Snakes on a River

My passion for nature was at an all time high (I guess I could say that everyday) and I had a friend working at the Coosa River Science School in Alabama so I asked if we could meet for a weekend trip. I hadn’t spent much time in Alabama so I was interested in checking it out. We had two spots in mind: Little River Canyon National Preserve and Desoto State Park. It was May 15′ so everything was lush and vibrant. We started with Little River Falls in the National Preserve and it was magnificent. So much so there was a rainbow.


It’s really cool because you can walk right up to the edge of the falls. I’d like to come back as I hear there are some perfect cliff jumping opportunities close by. After a quick visit we made our way to the Eberhart Trail a 3/4 mile hike down the bottom of the gorge. From there we wondered around on the Little River until we found a nice spot to set up the hammock and have lunch.


We were definitely not alone and by that I mean we saw a ton of snakes and bugs.
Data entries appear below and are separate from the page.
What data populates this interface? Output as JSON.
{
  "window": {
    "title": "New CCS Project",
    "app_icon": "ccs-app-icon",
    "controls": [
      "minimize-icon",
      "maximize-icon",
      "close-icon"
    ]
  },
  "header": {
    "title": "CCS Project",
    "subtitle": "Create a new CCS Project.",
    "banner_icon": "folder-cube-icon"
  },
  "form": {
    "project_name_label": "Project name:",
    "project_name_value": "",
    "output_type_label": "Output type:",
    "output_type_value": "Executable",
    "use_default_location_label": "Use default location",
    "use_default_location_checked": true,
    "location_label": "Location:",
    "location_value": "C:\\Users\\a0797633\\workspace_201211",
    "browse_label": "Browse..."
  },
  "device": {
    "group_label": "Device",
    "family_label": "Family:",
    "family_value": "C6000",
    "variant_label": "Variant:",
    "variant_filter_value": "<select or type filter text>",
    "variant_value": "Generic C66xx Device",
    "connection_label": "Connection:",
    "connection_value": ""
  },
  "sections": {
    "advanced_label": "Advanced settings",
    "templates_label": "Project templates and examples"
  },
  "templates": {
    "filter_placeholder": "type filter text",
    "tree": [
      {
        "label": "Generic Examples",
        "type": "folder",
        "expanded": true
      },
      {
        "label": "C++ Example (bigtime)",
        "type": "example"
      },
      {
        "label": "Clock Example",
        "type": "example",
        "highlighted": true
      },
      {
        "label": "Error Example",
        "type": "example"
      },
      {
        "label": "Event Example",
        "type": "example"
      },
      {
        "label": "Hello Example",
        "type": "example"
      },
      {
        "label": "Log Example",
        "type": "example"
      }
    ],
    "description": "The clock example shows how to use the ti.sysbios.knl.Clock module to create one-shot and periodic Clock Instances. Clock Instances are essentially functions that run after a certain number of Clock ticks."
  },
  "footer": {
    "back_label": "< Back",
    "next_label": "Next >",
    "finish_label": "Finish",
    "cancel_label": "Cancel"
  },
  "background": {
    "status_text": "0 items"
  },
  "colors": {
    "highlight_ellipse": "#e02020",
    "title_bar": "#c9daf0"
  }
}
There were giant centipedes around our hammock and when we crossed the river we’d see snakes swimming towards us. The wildlife was abundant no matter where you looked. My buddy studied biology so he would always pick up submerged rocks and look at the insects on the bottom of it. It’s a habit that’s rubbed off on me but to this day I’ve never seen a bigger stone fly than the ones in the Little River. After eating, relaxing, running from snakes and finding bugs we were ready for a new park.


We did some hiking in the nearby DeSoto State Park including a combo of the Azalea Cascades, Laurel Falls and Lost Falls Trails. Unfortunately all the falls were lost as there was almost no dripping water but at least we got our exercise in and saw more snakes.

That night we weren’t equipped for backcountry camping, didn’t secure a camping spot and weren’t even sure if they had either so we camped just outside the park at the Little River RV Park and Campground. It was inexpensive and got the job done so we could wake up early and check out DeSoto Falls and The DeSoto Scout Trail. They have a very welcoming sign in front of the place by the way!


DeSoto Falls which is actually outside of Desoto State Park was very impressive and looked like a rock climber’s paradise. There must be a hike to view the falls from the shore below so I have even more reason to go back.


After taking that in we had one more hike in us and that was on the DeSoto Scout Trail an awesome and historic 16 mile trail crossing through both parks mentioned. It follows the West bend of the Little River and parts of it are just sand or boulders. We only did a few miles of it but would love to do it all some time. Along the path there are plenty of opportunities for a swim but both times we started to get in we saw a snake. The last time a snake came on to the sand slithering towards us as we fumbled with our shoes before running off. We did find one last spot to relax a bit before heading back to our separate homes. Alabama is pretty neat and full of snakes…


How bout them socks and sandals. Sexy right?

1 thought on “Snakes on a River

  1. Well, I’ll be sure to stay the hell out of Alabama! The only snakes I want to see are behind glass in a Reptile House at a zoo!